Wall Street reacted favorably to the automaker’s earnings report, with GM stock up nearly 2.5% in midmorning trading in New York.
The Detroit automaker is still aiming to meet its projected guidance of net income between $9.6 billion and $11.2 billion, and adjusted pre-tax earnings of between $13 billion and $15 billion for the year. For the year so far, GM has made $7.9 billion, down fromthe $8.3 billion it had this time last year.
“We’re delivering on our commitments and affirming our full-year guidance despite a challenging environment because demand continues to be strong for GM products and we are actively managing the headwinds we face,” GM CEO Mary Barra wrote in a letter to shareholders on Tuesday.

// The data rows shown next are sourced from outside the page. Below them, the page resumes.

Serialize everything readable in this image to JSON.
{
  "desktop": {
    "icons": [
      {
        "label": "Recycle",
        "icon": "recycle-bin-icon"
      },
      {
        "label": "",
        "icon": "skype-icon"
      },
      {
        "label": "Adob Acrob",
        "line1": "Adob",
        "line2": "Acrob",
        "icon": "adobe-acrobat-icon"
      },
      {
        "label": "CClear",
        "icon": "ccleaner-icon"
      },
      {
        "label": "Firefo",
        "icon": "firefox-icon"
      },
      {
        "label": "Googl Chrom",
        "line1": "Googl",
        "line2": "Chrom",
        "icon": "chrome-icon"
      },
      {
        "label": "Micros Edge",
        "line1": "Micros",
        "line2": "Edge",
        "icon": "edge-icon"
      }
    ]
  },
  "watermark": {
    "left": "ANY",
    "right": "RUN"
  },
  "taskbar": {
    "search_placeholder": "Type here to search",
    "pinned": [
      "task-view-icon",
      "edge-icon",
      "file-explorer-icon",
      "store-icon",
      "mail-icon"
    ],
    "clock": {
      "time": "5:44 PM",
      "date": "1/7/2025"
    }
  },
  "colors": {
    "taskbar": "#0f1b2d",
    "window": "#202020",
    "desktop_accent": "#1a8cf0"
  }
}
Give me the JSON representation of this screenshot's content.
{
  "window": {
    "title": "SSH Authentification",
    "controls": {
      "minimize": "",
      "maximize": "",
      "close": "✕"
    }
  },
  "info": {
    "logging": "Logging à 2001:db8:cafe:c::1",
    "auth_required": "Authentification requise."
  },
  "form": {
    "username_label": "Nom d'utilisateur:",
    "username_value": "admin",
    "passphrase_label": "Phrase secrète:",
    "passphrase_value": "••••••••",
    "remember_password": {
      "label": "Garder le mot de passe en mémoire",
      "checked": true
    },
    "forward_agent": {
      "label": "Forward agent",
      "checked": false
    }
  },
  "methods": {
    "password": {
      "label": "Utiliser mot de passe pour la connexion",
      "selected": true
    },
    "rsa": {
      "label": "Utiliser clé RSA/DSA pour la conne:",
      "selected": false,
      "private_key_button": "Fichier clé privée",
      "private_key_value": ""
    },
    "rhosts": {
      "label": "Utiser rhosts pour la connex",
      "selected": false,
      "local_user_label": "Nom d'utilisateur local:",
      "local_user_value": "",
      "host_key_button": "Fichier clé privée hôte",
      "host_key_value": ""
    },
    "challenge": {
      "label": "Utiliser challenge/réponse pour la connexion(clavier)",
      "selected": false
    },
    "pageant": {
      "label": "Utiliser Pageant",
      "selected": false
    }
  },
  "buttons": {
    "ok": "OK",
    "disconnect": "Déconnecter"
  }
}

On a call with media Tuesday, GM Chief Financial Officer Paul Jacobson said the company hasn’t seen “any direct impact on our products” from economic headwinds. GM’s average transaction price was $51,911 in the third quarter, according to Cox Automotive. By comparison, the automaker’s ATP was $40,053 in the third quarter of 2017.
“Pricing remains strong, demand remains strong for our products, but we can’t ignore what others are saying out there and what others are seeing out there, so we’re going to continue to be agile with both our cost investments as well as as our production,” he said.
Earlier this month, GM reported its U.S. dealers sold 555,580 vehicles in the third quarter, up 24% from last year as inventory levels improved and demand remained strong despite rising interest rates.
GM’s net income margin for the quarter was 7.9%. Pre-tax earnings in GM North America totaled $3.9 billion in the quarter. GM International’s pre-tax earnings were $334 million.
Ford Motor Co. reports its third-quarter earnings Oct. 25. Stellantis NV, maker of Ram trucks and Jeeps, will release its shipments and revenues Nov. 3.